Il ventitreesimo giorno dobbiamo arrivare a Castell’Apertole, tappa obbligatoria di 27 km, sempre per la mancanza di altri luoghi dove dormire. Partiamo prestissimo e, a parte il primo pezzo, camminiamo sempre su strade provinciali asfaltate. Per trovare un bar facciamo una deviazione a Ronsecco, un paesino dove conosciamo Domenico, un signore al quale chiediamo indicazioni per il bar; oltre a darci le indicazioni, ci invita a entrare in casa sua per bere qualcosa…noi accettiamo. Davanti a un thè freddo e un caffè abbiamo modo di parlare e di confrontarci. Non sappiamo perché, ma alla fine andiamo sempre a parlare sulla situazione socio-politica italiana. Salutati Domenico e il figlio Manuel (di 15 anni, in carrozzina a causa di una malattia), ripartiamo più ricchi di prima. Le strade adesso sono perfettamente dritte, per chilometri e chilometri, sotto il sole, con asfalto rovente sotto i piedi e le solite risaie che ci circondano. Arriviamo alla meta nel primo pomeriggio e alloggiamo in un B&B dal costo di 25€ a persona…a volte li abbiamo spesi in 5 notti. Il lato positivo è che il proprietario ci ha concesso l’ingresso in piscina e dopo tutto il giorno sotto il sole ci siamo tuffati molto volentieri.
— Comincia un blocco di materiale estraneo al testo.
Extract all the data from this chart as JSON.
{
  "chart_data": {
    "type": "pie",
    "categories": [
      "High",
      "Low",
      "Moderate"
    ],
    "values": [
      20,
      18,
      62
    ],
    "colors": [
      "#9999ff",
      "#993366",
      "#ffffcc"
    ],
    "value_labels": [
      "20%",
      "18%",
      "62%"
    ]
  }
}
Strada asfaltata che ci porterà a Castell'Apertole, tra risaie e sole.

Strada asfaltata che ci porterà a Castell’Apertole, tra risaie e sole

La tappa 24 ci porta a Chivasso. Appena usciti dalla stanza del B&B, riceviamo la prima sorpresa: la foschia della sera prima non c’è più e riusciamo così a vedere le cime innevate delle Alpi che coprono la maggior parte dell’orizzonte davanti a noi, presagio che presto le avremmo raggiunte. La seconda sorpresa la riceviamo 10 km dopo la partenza: finalmente le risaie che ci accompagnano da una settimana vengono sostituite dal granturco…qualcosa sta cambiando. Arriviamo a Chivasso verso le 16. Qui non c’è un vero e proprio luogo dove ricevono i pellegrini, ma un ragazzo che ci era passato prima di noi ci aveva suggerito di provare a rivolgersi ai frati cappuccini, che probabilmente ci avrebbero ospitato. Cosi è stato, e abbiamo avuto davvero una bella accoglienza. Il frate che ci ha accolti ha pure cucinato per noi, sia la cena che la colazione; un bell’esempio, non ne esistono tante di persone così. Alla fine non ha voluto nemmeno una piccola offerta per l’ospitalità, trattamento da veri pellegrini.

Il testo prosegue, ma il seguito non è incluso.